Oy, yordu beni. Üstelik aynanın sırları yer yer dökülmüştü, bir yansıtmazlık havaları edinmişti, bunca yıl içini dışını gösterdim de kadrim bilindi mi küskünlüğü içindeydi. Üstelemedim. Mutfağa geçtim, buzdolabına baktım, yiyecek bir şey bulamadım, aydınlığa bakan mutfak penceresindeki yarım tül perde yıkanmak istiyordu. Filiz de Hareket’in ardından benden umudunu kesmiş, ham hayal günlerimin deli dolu eylemlerine, savrulmalarına, alt üst oluşlarına karşı çıktığım günden bu yana süregelen tartışmalardan bıkmış, hidayete erdiğimi öne sürüp evden gitmişti. Şimdi aşağı çarşıya insem, çorbacının kulağı az duyan garsonundan bol unlu mercimek çorbası istesem, bol ekmekle yesem, doysam. Kurşuni gökyüzü akşam alacası ile buluşup, daha muhkem bir karanlığa evrilse, sefil ve rüzgârlı havada parkta, orada burada vakit geçirsem, birtakım berduşlarla, polislerle, bahtsızlarla karşılaşınca adımlarımı hızlandırsam, bir apartmanın üst katından gelen çığlıkla Boğaz’dan geçen şilebin çığlığı eşleşse. Ürpersem. Çarşıya inmek ağır geldi.

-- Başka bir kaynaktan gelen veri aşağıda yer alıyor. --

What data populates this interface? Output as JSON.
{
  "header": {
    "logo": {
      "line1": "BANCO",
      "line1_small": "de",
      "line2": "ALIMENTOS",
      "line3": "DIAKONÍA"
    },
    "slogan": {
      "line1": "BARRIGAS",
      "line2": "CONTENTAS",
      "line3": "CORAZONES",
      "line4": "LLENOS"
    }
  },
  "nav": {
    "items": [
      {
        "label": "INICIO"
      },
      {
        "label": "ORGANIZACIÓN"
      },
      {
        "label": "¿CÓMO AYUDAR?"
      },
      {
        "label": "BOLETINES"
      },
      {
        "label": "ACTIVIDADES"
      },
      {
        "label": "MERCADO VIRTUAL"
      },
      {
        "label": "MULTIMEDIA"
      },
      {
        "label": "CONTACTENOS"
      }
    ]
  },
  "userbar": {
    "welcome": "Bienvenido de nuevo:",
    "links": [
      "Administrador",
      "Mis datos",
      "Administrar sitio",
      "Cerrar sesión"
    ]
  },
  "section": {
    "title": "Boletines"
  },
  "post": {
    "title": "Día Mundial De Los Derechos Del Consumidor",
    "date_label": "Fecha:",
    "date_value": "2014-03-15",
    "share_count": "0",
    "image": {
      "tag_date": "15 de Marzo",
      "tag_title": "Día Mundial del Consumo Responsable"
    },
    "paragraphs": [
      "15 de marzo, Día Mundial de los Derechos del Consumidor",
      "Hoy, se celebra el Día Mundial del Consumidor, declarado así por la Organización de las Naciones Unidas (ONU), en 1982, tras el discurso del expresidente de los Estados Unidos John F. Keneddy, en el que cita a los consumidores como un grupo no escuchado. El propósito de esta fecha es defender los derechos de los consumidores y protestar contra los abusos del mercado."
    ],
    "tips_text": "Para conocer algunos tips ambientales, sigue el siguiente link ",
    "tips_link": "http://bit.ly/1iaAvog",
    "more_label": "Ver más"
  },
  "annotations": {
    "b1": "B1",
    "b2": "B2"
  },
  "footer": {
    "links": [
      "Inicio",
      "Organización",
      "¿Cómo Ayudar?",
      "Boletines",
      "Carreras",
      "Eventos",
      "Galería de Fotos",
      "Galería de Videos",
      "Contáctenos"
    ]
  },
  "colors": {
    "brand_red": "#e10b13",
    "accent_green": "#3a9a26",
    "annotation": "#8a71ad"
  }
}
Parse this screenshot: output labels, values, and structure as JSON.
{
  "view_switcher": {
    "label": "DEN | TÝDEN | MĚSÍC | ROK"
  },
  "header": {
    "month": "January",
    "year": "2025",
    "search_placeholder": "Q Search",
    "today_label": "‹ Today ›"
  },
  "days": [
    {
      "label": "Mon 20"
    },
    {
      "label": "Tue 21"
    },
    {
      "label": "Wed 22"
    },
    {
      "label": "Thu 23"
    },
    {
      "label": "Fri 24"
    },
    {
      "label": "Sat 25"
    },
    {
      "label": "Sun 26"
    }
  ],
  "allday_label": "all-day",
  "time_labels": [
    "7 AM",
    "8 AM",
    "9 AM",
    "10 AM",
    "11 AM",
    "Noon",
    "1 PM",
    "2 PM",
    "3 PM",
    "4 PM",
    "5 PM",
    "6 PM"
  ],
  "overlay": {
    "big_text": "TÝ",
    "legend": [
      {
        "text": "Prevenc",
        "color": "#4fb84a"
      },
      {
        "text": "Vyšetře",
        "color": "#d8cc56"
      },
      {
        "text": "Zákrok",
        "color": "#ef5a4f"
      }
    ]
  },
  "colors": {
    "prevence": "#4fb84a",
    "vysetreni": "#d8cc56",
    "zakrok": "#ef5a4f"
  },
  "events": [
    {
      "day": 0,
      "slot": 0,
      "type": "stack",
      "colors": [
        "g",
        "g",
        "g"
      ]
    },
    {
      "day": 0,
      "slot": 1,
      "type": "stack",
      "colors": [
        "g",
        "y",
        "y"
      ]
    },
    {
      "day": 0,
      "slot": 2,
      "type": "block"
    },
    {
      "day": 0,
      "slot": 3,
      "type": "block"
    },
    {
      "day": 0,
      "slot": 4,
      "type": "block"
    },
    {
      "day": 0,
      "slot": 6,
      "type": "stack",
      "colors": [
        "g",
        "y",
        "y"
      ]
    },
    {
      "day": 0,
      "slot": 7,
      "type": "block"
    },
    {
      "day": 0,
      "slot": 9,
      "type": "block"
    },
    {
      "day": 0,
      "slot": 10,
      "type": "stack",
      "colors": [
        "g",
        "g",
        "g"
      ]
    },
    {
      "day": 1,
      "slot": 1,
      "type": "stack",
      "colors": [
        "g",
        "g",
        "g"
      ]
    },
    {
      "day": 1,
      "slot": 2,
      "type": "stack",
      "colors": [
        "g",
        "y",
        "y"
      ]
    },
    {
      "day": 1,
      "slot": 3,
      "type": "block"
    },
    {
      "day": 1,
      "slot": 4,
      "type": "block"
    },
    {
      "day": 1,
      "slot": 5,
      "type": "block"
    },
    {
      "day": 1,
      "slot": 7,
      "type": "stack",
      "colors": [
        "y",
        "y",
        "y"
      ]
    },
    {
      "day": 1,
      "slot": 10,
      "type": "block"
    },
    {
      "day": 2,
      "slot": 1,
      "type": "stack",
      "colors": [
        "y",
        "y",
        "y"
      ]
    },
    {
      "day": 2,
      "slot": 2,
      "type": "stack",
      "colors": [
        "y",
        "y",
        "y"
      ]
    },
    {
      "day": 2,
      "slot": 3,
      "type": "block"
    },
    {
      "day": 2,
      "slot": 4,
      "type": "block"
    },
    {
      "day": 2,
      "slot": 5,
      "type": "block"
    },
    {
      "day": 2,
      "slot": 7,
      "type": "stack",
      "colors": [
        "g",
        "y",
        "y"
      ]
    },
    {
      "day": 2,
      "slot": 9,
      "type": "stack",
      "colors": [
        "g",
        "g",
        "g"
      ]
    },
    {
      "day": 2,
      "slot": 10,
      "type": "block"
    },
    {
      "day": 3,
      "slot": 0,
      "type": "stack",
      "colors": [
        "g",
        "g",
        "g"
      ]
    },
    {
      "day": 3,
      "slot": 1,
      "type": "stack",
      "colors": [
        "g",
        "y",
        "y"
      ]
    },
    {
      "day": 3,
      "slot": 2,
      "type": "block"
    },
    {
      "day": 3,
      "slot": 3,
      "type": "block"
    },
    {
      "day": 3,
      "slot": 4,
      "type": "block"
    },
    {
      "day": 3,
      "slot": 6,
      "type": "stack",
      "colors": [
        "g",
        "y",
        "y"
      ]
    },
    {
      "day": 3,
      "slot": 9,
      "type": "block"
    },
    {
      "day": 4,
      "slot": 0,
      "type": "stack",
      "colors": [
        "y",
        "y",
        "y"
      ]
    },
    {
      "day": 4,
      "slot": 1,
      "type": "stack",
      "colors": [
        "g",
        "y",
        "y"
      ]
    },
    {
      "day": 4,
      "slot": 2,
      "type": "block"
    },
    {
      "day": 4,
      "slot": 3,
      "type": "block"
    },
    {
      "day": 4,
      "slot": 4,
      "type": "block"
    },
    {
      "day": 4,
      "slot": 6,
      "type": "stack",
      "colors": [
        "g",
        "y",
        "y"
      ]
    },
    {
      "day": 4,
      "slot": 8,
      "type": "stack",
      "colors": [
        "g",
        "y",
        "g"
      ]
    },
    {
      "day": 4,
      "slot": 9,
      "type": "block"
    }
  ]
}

Çorba ve sonrası ağır geldi, tekrar kanepeye uzandım. Kendime bir şöyle anlı şanlı, tutumumu haklı çıkaracak herkesin ha bak adam doğru yoldaymış diyeceği bir kılıf bulmam lazım ama artık böylesi pek kolay bulunmuyor. Gerçi insanların sürekli ve şiddet kullanılarak derinlikleri dolduruldu, en karmaşığından en mutediline muhtelif kılıflar içinde tutulmayı doğal karşılar oldular. Benimsediler. O yüzden kendime kılıf bulmaktan ziyade, bana biçilen kılıflardan şöyle az şekerlisini, bol sütlüsünü, içselleştirmeye karar verdim. Kitaplıkta ne aradığımı bilmeden rafları karıştırdım. Sözlüklere baktım. Rus asıllı Civan Ağa, sazende ve hanendeleriyle meşke dalmıştı.
Son toplantılardan birinde Adorno’nun, Troçki’nin isimleri havalarda uçuşurken aklımdan geçiyordu bu meşk hali nedense, uzaktan Nikoğas ve Garabet ağaların yaptığı neo-barok Büyük Mecidiye Camii’nin minareleri görünen pencereye bakıyorken, dalıp gitmişken. Beni hırpalamışlardı. Toplantı bittikten sonra,eve dönerken Filiz karanlık yolda sanki gizli gizli ağlamıştı, elimi tutsaydı, kesin bilirdim ama tutmamıştı. Benim hırpalanışımı uçurumun kıyısında bir yol bulmaya itilişimi, aşağıdaki güvenli vadiden, eski yoldaşlarımızın arasından izlemişti.
Onların yıkanmış, çitilenmiş, kimsenin pek uğramadığı arka bahçede kurutulmuş ütüye hazır fikirlerine, kopuk düğmesine, yırtığına söküğüne bakmadan bürünmüş, hadi, bunlara bu kadar emek vermiş, buraya kadar getirmek için nice sıratlardan geçmişken, hey heyli çağlarımızı da epey bir geride bırakmışken, her şeye yeniden mi başlayacağız endişesinden, öylece izleyip bakmıştı. Vadi çok derinlerde idi. Oradan, ellerimin titremesi, torna atölyelerindeki diş açılan pirinç boruların kokusu, her zaman güvenle uçup daldığı denizde, kendine göre yine öyle herhangi bir olağan günde uçup dalarken, aniden zifte bulanmanın kötürümlüğü ile kanadını açamayan martı, görülür bilinir ve idrak edilir miydi bilmiyorum. Ben de onları iyi seçemiyordum uçurumun kenarından. Marş sesleri çalınıyordu kulağıma. Kuşku rüzgârı uğulduyordu.
…
Bu kitabı en uygun fiyata Amazon'dan satın alın
Diğerlerini GösterBurada yer almak ister misiniz?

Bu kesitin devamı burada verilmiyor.